Donald Trump has run into deep trouble at the polls, with rising unpopularity among key groups making for what political pundits say could be a nearly impossible task in November.
Trump has carried high unpopularity since entering the race, with many Americans already holding an unfavorable view of the brash billionaire from his television appearances. While Trump has found fervent support among the key group of Republican primary voters, his general election polling continues to slide as he is rapidly losing the support of groups beyond Republican voters.
As the New York Times noted, it is creating what appears to be an impossible path to the 270 electoral votes needed to win the presidency.
“In recent head-to-head polls with one Democrat whom Mr. Trump may face in the fall, Hillary Clinton, he trails in every key state, including Florida and Ohio, despite her soaring unpopularity ratings with swing voters.
“In Democratic-leaning states across the Rust Belt, which Mr. Trump has vowed to return to the Republican column for the first time in nearly 30 years, his deficit is even worse: Mrs. Clinton leads him by double digits in Wisconsin, Michigan and Pennsylvania.”
Trump has suffered a series of controversies this week, including a call to punish women who get abortions if the procedure were outlawed and his support for Japan and South Korea developing nuclear weapons.
Trump was also called to task for his feud with Ted Cruz, with Trump responding to an ad by an anti-Trump PAC that featured nude modeling pictures of his wife, Melania, but tweeting an unflattering picture of Cruz’s wife.
Donald Trump admits he ‘regrets’ tweeting pic of Heidi Cruz. Ted Cruz has now responded…https://t.co/09PwTOpoyb— Fox&Friends Weekend (@ffweekend) April 3, 2016
Pundits say the missteps could be causing permanent damage to Donald Trump, turning off voters who won’t return in November.
“If he continues to fumble the ball, he risks everything,” David Bossie, president of the conservative group Citizens United, told Reuters. “These types of ham-handed mistakes give his opponents even greater opportunity.”

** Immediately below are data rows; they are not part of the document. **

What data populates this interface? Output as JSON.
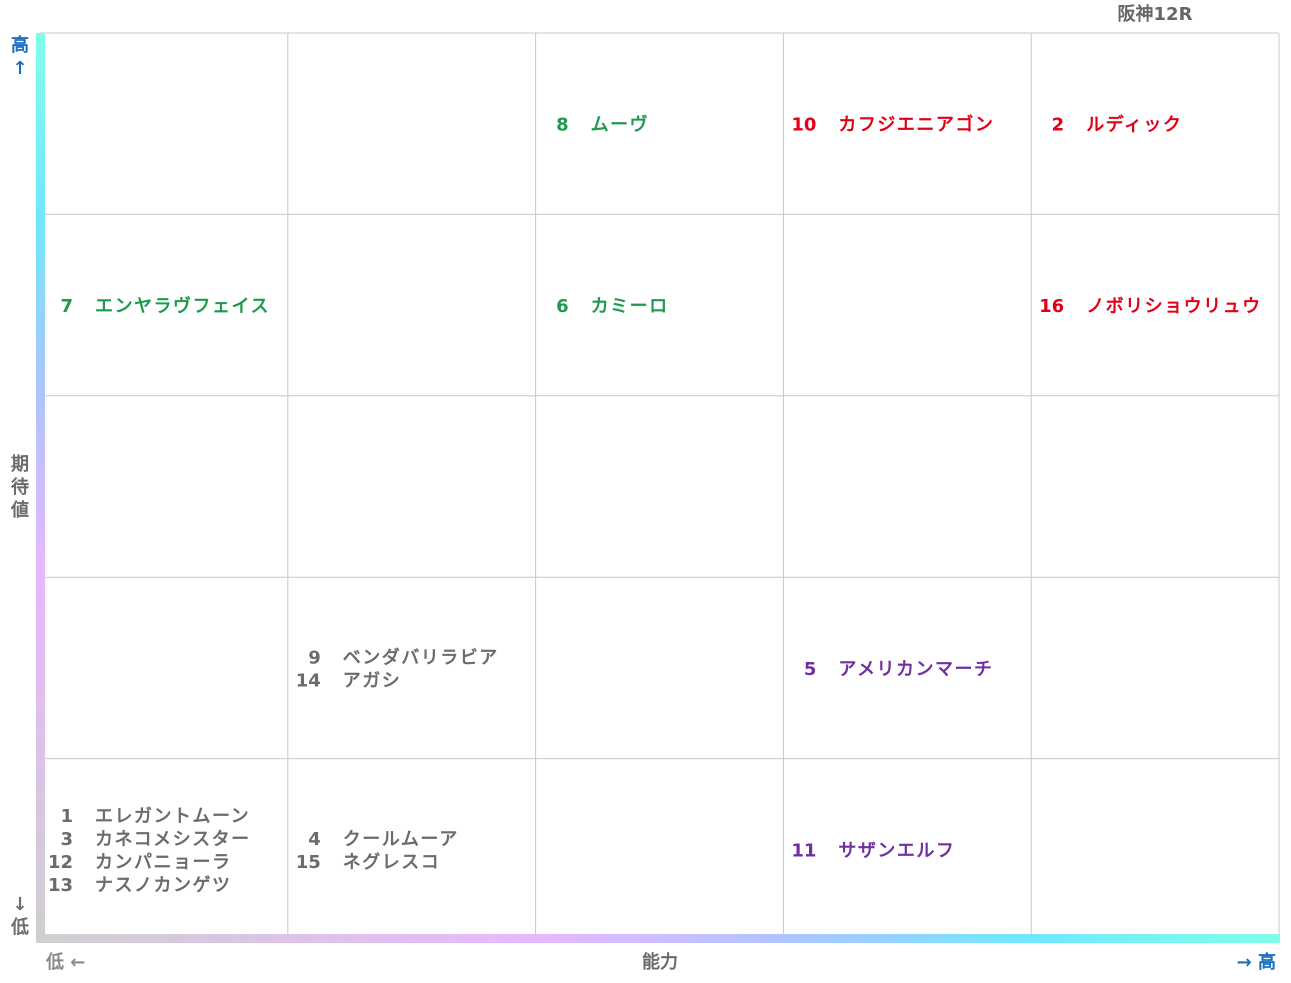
{
  "title": "阪神12R",
  "y_axis": {
    "high": "高↑",
    "label": "期待値",
    "low": "↓低"
  },
  "x_axis": {
    "low": "低 ←",
    "label": "能力",
    "high": "→ 高"
  },
  "grid": {
    "rows": [
      [
        [],
        [],
        [
          {
            "num": 8,
            "name": "ムーヴ",
            "color": "#1e9a4e"
          }
        ],
        [
          {
            "num": 10,
            "name": "カフジエニアゴン",
            "color": "#e00018"
          }
        ],
        [
          {
            "num": 2,
            "name": "ルディック",
            "color": "#e00018"
          }
        ]
      ],
      [
        [
          {
            "num": 7,
            "name": "エンヤラヴフェイス",
            "color": "#1e9a4e"
          }
        ],
        [],
        [
          {
            "num": 6,
            "name": "カミーロ",
            "color": "#1e9a4e"
          }
        ],
        [],
        [
          {
            "num": 16,
            "name": "ノボリショウリュウ",
            "color": "#e00018"
          }
        ]
      ],
      [
        [],
        [],
        [],
        [],
        []
      ],
      [
        [],
        [
          {
            "num": 9,
            "name": "ベンダバリラビア",
            "color": "#6b6b6b"
          },
          {
            "num": 14,
            "name": "アガシ",
            "color": "#6b6b6b"
          }
        ],
        [],
        [
          {
            "num": 5,
            "name": "アメリカンマーチ",
            "color": "#7030a0"
          }
        ],
        []
      ],
      [
        [
          {
            "num": 1,
            "name": "エレガントムーン",
            "color": "#6b6b6b"
          },
          {
            "num": 3,
            "name": "カネコメシスター",
            "color": "#6b6b6b"
          },
          {
            "num": 12,
            "name": "カンパニョーラ",
            "color": "#6b6b6b"
          },
          {
            "num": 13,
            "name": "ナスノカンゲツ",
            "color": "#6b6b6b"
          }
        ],
        [
          {
            "num": 4,
            "name": "クールムーア",
            "color": "#6b6b6b"
          },
          {
            "num": 15,
            "name": "ネグレスコ",
            "color": "#6b6b6b"
          }
        ],
        [],
        [
          {
            "num": 11,
            "name": "サザンエルフ",
            "color": "#7030a0"
          }
        ],
        []
      ]
    ]
  }
}
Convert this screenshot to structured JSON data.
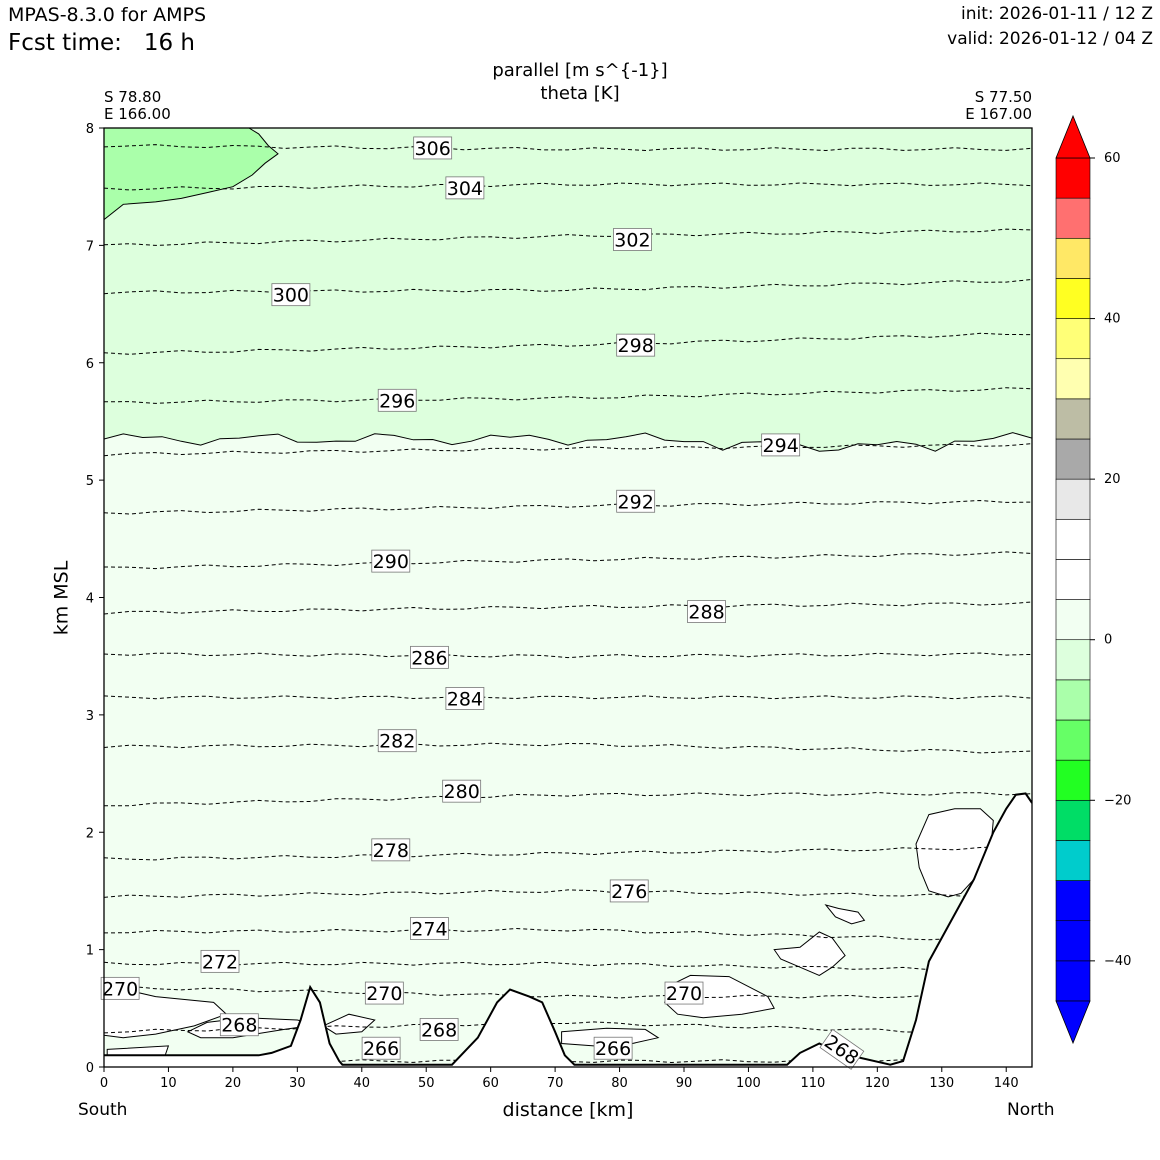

Donald Trump has seen his polls sink further and further, with more than 80 percent of women and Hispanic voters now viewing him unfavorably. He also carries huge unfavorables among Millennials and even white male voters, a demographic he once dominated, now have a slightly more than 50 percent unfavorable view of Trump.
There could also be some major trouble for some of Trump’s campaign platforms. Though there was once widespread support among Republican voters for his proposal to build a wall along the length of the border between the United States and Mexico, a new poll from Pew Research Center shows that almost 60 percent of all registered American voters are against the idea.
The idea had just 38 percent support, the poll found, though it did still have the support of 67 percent of Republicans. A full 86 percent of Democratic voters were against Trump’s wall idea.
Some supporters are now calling on Donald Trump to shift his campaign away from these controversies and the divisive language to take a more presidential tone. Newt Gingrich, who has been an informal adviser for Trump, suggested that the GOP frontrunner undergo an overhaul.
“He has certain habits that may have been appropriate at one time and are not appropriate now,” Gingrich said. “He’s gone from being an insurgent that people laughed at and a front-runner that people were amazed by to the potential nominee. That requires you to change your role as all this comes together.”
Gingrich suggested that Donald Trump could increase support and turn around the polls by presenting his policy ideas through a series of formal speeches, in the form of the one he made last month to the American Israel Public Affairs Committee.